Netanyahu ha risposto anche sulla questione dei rapporti con gli Stati Uniti, dopo le dichiarazioni del ministro per la Sicurezza Nazionale, Itamar Ben Gvir, che accusa Joe Biden di inviare aiuti a Gaza e quindi, secondo lui, ad Hamas, auspicando un ritorno di Donald Trump. “Noi apprezziamo profondamente il sostegno che abbiamo ricevuto dall’amministrazione Biden sin dall’inizio della guerra - ha affermato Netanyahu cercando di frenare gli attriti - Questo non significa che non abbiamo disaccordi, ma finora siamo riusciti a superarli con decisioni determinate e considerate. Voglio dirlo sulla base della mia esperienza, la chiave è sapere come navigare, dire sì quando è possibile, dire no quando è necessario. Non ho bisogno di aiuto per sapere come navigare nella nostra relazione con gli Stati Uniti e la comunità internazionale, difendendo i nostri interessi nazionali”.


La guerra va verso Rafah, colpito asilo nido

Intanto la guerra a Gaza si spinge sempre più a sud verso Rafah, città al confine con l’Egitto dalla quale passa la stragrande maggioranza degli aiuti per la popolazione e nella quale si è ammassata la quasi totalità dei rifugiati della Striscia.
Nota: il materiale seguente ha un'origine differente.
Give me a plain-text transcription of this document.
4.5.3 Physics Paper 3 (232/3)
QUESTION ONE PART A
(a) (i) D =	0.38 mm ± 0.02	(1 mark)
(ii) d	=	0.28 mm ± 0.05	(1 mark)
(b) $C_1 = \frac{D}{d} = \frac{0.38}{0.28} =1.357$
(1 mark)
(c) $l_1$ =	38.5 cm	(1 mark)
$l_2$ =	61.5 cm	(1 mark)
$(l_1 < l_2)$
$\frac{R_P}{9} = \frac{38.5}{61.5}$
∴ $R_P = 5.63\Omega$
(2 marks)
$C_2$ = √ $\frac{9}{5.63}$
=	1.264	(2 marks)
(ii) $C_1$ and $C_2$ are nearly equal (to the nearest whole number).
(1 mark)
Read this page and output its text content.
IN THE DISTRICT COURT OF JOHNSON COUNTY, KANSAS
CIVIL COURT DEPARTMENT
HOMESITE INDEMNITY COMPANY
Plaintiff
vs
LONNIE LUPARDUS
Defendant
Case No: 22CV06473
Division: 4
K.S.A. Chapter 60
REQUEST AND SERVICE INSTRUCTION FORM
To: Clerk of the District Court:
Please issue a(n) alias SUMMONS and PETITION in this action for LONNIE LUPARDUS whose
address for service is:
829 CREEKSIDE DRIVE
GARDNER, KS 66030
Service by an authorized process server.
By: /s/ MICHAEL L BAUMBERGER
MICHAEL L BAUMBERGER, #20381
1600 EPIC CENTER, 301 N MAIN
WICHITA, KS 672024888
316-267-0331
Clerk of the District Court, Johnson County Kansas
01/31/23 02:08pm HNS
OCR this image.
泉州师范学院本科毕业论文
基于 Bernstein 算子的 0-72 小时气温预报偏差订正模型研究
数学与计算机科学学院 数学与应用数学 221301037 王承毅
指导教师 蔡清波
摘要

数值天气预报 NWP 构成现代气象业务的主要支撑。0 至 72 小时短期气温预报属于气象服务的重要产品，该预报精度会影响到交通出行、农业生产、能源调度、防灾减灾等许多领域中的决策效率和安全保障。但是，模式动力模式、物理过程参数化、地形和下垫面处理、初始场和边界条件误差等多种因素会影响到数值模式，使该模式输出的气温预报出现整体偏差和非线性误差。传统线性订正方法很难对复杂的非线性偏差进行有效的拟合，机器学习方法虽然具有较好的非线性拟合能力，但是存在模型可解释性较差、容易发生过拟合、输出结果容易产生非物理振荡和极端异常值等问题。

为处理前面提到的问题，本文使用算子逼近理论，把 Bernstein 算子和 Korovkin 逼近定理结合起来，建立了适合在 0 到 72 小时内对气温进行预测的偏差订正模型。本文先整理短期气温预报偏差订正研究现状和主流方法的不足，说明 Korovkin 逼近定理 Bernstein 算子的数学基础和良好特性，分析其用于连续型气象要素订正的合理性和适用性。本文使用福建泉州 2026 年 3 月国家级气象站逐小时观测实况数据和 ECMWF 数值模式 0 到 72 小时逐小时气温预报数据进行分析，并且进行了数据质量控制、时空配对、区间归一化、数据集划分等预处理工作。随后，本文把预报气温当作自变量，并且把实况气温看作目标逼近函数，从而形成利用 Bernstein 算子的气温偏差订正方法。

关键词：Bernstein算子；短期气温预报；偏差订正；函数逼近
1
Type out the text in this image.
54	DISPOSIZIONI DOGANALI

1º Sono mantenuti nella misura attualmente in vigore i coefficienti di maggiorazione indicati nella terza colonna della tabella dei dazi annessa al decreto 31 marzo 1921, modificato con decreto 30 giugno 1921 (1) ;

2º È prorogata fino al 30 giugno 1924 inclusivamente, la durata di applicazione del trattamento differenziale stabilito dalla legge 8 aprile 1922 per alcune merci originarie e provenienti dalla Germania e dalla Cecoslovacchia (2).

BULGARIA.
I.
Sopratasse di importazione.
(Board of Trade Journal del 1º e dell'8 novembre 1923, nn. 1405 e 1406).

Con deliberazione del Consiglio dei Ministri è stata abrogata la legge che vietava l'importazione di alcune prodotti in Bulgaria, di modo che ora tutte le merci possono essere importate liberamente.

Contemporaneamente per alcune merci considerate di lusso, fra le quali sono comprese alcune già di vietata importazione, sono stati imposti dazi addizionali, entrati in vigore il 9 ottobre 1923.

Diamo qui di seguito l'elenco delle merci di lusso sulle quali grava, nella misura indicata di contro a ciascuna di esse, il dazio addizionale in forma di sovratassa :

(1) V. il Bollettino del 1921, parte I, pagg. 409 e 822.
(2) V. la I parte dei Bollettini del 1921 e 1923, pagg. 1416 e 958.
Un raid israeliano ha colpito un asilo dove vengono tenute le persone rimaste senza casa, uccidendo due bambini e provocando anche decine di feriti. Il tutto mentre nella Striscia il disastro umanitario assume dimensioni sempre più preoccupanti. Come scrive Unrwa su X, ormai "l’accesso all’acqua pulita e ai servizi igienico-sanitari è molto limitato per via degli incessanti bombardamenti. La crisi umanitaria, aggravata dalle limitate consegne di aiuti e dalla distruzione delle infrastrutture, mette migliaia di persone vulnerabili a rischio di malattie". Inoltre, secondo l'agenzia umanitaria delle Nazioni Unite Ocha, nel fine settimana almeno 20 palestinesi sono stati uccisi negli attacchi israeliani su Rafah, in un’area di Gaza precedentemente designata zona sicura dall'esercito israeliano e dove centinaia di migliaia di palestinesi erano fuggiti.